Due sono le ipotesi che porterebbero, in qualche modo, Berlusconi nella maggioranza. La prima, la più dignitosa, è un ingresso nel governo di ministri e sottosegretari “d’area berlusconiana”. Nessun dirigente di Forza Italia, nessun ex ministro, nessun volto storico, niente Brunetta, ma dei berlusconiani defamiliarizzati, uomini i cui nomi ronzano sempre nella mente del Cavaliere, come il generale Leonardo Gallitelli e Guido Bertolaso. Seconda ipotesi, che però Berlusconi per ora ha scartato, considerandola non solo rischiosa ma, appunto, “oltre il limite della dignità”: nessun ministro, niente sottosegretari, nemmeno l’ingresso formale in maggioranza, ma l’appoggio esterno di Forza Italia al nuovo governo. L’idea, di cui si è parlato a lungo anche con Giovanni Toti, è che Berlusconi presti dieci o venti parlamentari alla Lega per rendere la maggioranza più solida, e poi vada in una specie di limbo con il resto di Forza Italia, trasformandosi in un alleato remoto e ambiguo del governo a cinque stelle, una sponda ingombrante eppure assente.

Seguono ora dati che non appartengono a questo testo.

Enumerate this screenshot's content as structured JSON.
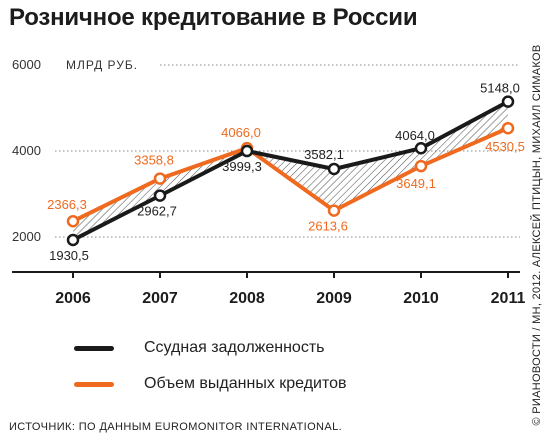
{
  "title": "Розничное кредитование в России",
  "credit": "© РИАНОВОСТИ / МН, 2012. АЛЕКСЕЙ ПТИЦЫН, МИХАИЛ СИМАКОВ",
  "source": "ИСТОЧНИК: ПО ДАННЫМ EUROMONITOR INTERNATIONAL.",
  "chart_data": {
    "type": "line",
    "title": "Розничное кредитование в России",
    "ylabel": "МЛРД РУБ.",
    "x": [
      "2006",
      "2007",
      "2008",
      "2009",
      "2010",
      "2011"
    ],
    "y_ticks": [
      "2000",
      "4000",
      "6000"
    ],
    "ylim": [
      1500,
      6000
    ],
    "grid": true,
    "legend_position": "bottom",
    "colors": {
      "black_series": "#1a1a1a",
      "orange_series": "#ef6a1e",
      "hatch": "#555555"
    },
    "series": [
      {
        "name": "Ссудная задолженность",
        "values": [
          1930.5,
          2962.7,
          3999.3,
          3582.1,
          4064.0,
          5148.0
        ],
        "labels": [
          "1930,5",
          "2962,7",
          "3999,3",
          "3582,1",
          "4064,0",
          "5148,0"
        ]
      },
      {
        "name": "Объем выданных кредитов",
        "values": [
          2366.3,
          3358.8,
          4066.0,
          2613.6,
          3649.1,
          4530.5
        ],
        "labels": [
          "2366,3",
          "3358,8",
          "4066,0",
          "2613,6",
          "3649,1",
          "4530,5"
        ]
      }
    ]
  }
}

Malgrado in questi ultimi giorni il Cavaliere abbia fatto ragionamenti che si potrebbero riassumere nel principio che il potere anche in quantità omeopatiche è la più efficace delle medicine, e che stare in Parlamento con il 14 per cento è sempre meglio di tornare a votare, malgrado ciò Berlusconi per adesso ha respinto lo scenario più umiliante. Per adesso. “Proviamo a insistere con Di Maio, e vediamo che succede”, gli ha risposto, ieri, all’incirca, Salvini. Ma Di Maio non sembra muoversi di un millimetro dal suo rifiuto del Cavaliere. Mentre dalla parti di Matteo Renzi si fa dello spin per accelerare l’abbraccio tra M5s e Lega. Diceva mercoledì l’ex segretario del Pd: “Se decido, andiamo noi al governo con i Cinque stelle”.